Les duos accordéons/violons de l’été 2014

Vous le savez, l’été est la saison la plus propice aux parutions discographiques.. ça pousse comme les fruits ! Mais l’hiver s’installant à nos portes, il est de bon ton de se réchauffer la bonne humeur avec les airs qui nous ont fait danser sous le soleil… ou la pluie… des festivals parcourus. Nous vous proposons donc un petit flashback sur l’été 2014, avec un coup de projecteur sur trois productions distribuées chez Auvergne Diffusion.

Au rayon foisonnant des musiques traditionnelles, il est des formules instrumentales puissantes et impérissables qui « collent à la peau » des pratiques de bal et de fêtes populaires. De l’Irlande au Québec, du Brésil à l’Italie en passant par les Balkans, le violon et l’accordéon ont toujours su se marier pour offrir les musiques les plus généreuses et les plus cadencées.

Dans le Massif Central, le violon et les accordéons (diatoniques et chromatiques) s’entendent depuis des siècles comme larrons en foire. En 2014, trois groupes nous proposent leur version des faits, nourries de rencontres fortes avec des territoires, des styles, des esthétiques, mais aussi toutes imprégnées d’un air du temps vivace et inventif. Le fond de l’air est frais, tout frais !

1. DUO ARTENSE : « Sur le Vif »  –production AEPEM

duoartensesurlevif
L’enregistrement live des deux acolytes Hervé Capel et Basile Brémaud avait déjà fait l’objet d’une interview de l’AMTA ici : https://amta.fr/2013/11/26/duo-artense-sur-le-vif/. On retrouve dans ce deuxième album l’énergie organique du duo qui se consacre une nouvelle fois aux inépuisables richesses du répertoire du plateau de l’Artense… Certains aspects de leur démarche sont encore plus aboutis : exploration de la modalité propre à cette musique si particulière, travail du swing, du groove, du mordant et du bourdonnant… Tout y est. En outre, le concept du « bal live » pressé sur galette offre la possibilité de s’immerger totalement dans les phénomènes continuels d’aller-retour de danseurs à musiciens et de musiciens à danseurs, de sorte que le courant électrique d’ambiance se mette automatiquement à circuler de notre mange-disque à nos oreilles…

2. L’EFFET DULOGIS : « Tout Droit » –Gonzo Productions

effetdulogisSi François Breugnot a bien souvent dégainé son archet sur les bourrées les plus inattendues (fusion jazz avec Aligot Éléments, accents latin’occitan dans La Fabrique, world-ragga dans Le Comité ou encore traversée de l’Irlande et de l’Arabo-cantalousie dans Voyage De Nuit…), on l’avait peu entendu jouer les avant-deux du Poitou, l’autre région du violon. François nous fait ici le récit d’une rencontre avec l’accordéoniste Benoît Guerbigny, au sein du duo officiellement créé en 2011.

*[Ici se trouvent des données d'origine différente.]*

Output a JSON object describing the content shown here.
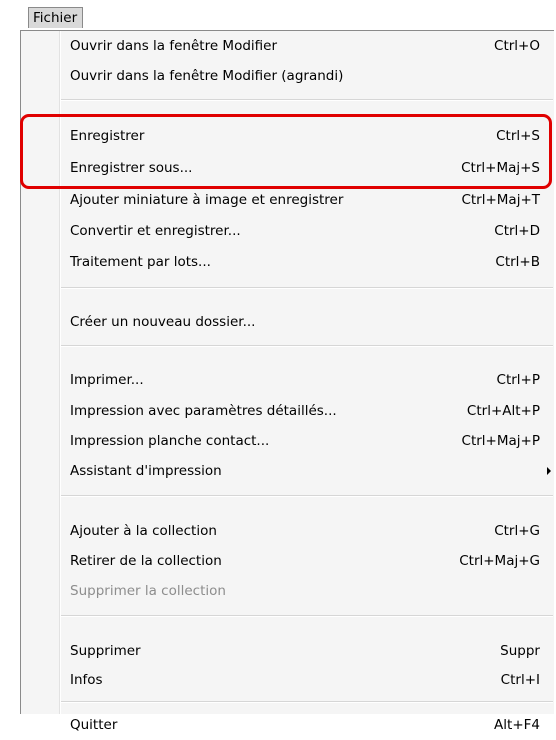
{
  "menu": {
    "title": "Fichier"
  },
  "highlight_color": "#e00000",
  "items": [
    {
      "label": "Ouvrir dans la fenêtre Modifier",
      "shortcut": "Ctrl+O"
    },
    {
      "label": "Ouvrir dans la fenêtre Modifier (agrandi)",
      "shortcut": ""
    },
    {
      "label": "Enregistrer",
      "shortcut": "Ctrl+S"
    },
    {
      "label": "Enregistrer sous...",
      "shortcut": "Ctrl+Maj+S"
    },
    {
      "label": "Ajouter miniature à image et enregistrer",
      "shortcut": "Ctrl+Maj+T"
    },
    {
      "label": "Convertir et enregistrer...",
      "shortcut": "Ctrl+D"
    },
    {
      "label": "Traitement par lots...",
      "shortcut": "Ctrl+B"
    },
    {
      "label": "Créer un nouveau dossier...",
      "shortcut": ""
    },
    {
      "label": "Imprimer...",
      "shortcut": "Ctrl+P"
    },
    {
      "label": "Impression avec paramètres détaillés...",
      "shortcut": "Ctrl+Alt+P"
    },
    {
      "label": "Impression planche contact...",
      "shortcut": "Ctrl+Maj+P"
    },
    {
      "label": "Assistant d'impression",
      "shortcut": ""
    },
    {
      "label": "Ajouter à la collection",
      "shortcut": "Ctrl+G"
    },
    {
      "label": "Retirer de la collection",
      "shortcut": "Ctrl+Maj+G"
    },
    {
      "label": "Supprimer la collection",
      "shortcut": ""
    },
    {
      "label": "Supprimer",
      "shortcut": "Suppr"
    },
    {
      "label": "Infos",
      "shortcut": "Ctrl+I"
    },
    {
      "label": "Quitter",
      "shortcut": "Alt+F4"
    }
  ]
}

« Notre relation remonte à nos 15 ans, dans les années 80, où nous apprenions chacun de notre côté à jouer de l’accordéon et du violon. Après 30 ans d’apprentissage et d’exercice du métier de musicien, un peu chacun de son côté, en suivant d’un coin de l’œil (et de l’oreille) ce que faisait l’autre, et en se croisant de temps à autre, nous voilà faisant le même chemin… »

Quelles étaient les envies de départ de ce duo ?

« L’envie de réunir deux univers de cultures voisines, et de faire sonner les parquets de danse avec nos cadences et nos interprétations. Nous partageons aussi un goût pour la musique des autres, de Serge Desaunay, de Gilles Chabenat, de Gregory Jolivet, de Jean-François Vrod par exemple, et de bien d’autres. Notre projet est de faire entendre notre actualité d’interprète des standards « régionaux » (Poitou, Auvergne) et des compositions qui alimentent la créativité du genre. Nous choisissons ainsi notre répertoire par rapport à la composition du set de bal (à géométrie variable selon le public, la région etc), et ensuite par rapport à ce qui va faire prendre le son du duo, comme la pectine des fruits dans la confiture… : les possibilités de phrasés efficaces pour la danse sur les deux instruments, d’harmonisation tonale ou de jeu plutôt modal, de liberté de variations mélodiques… »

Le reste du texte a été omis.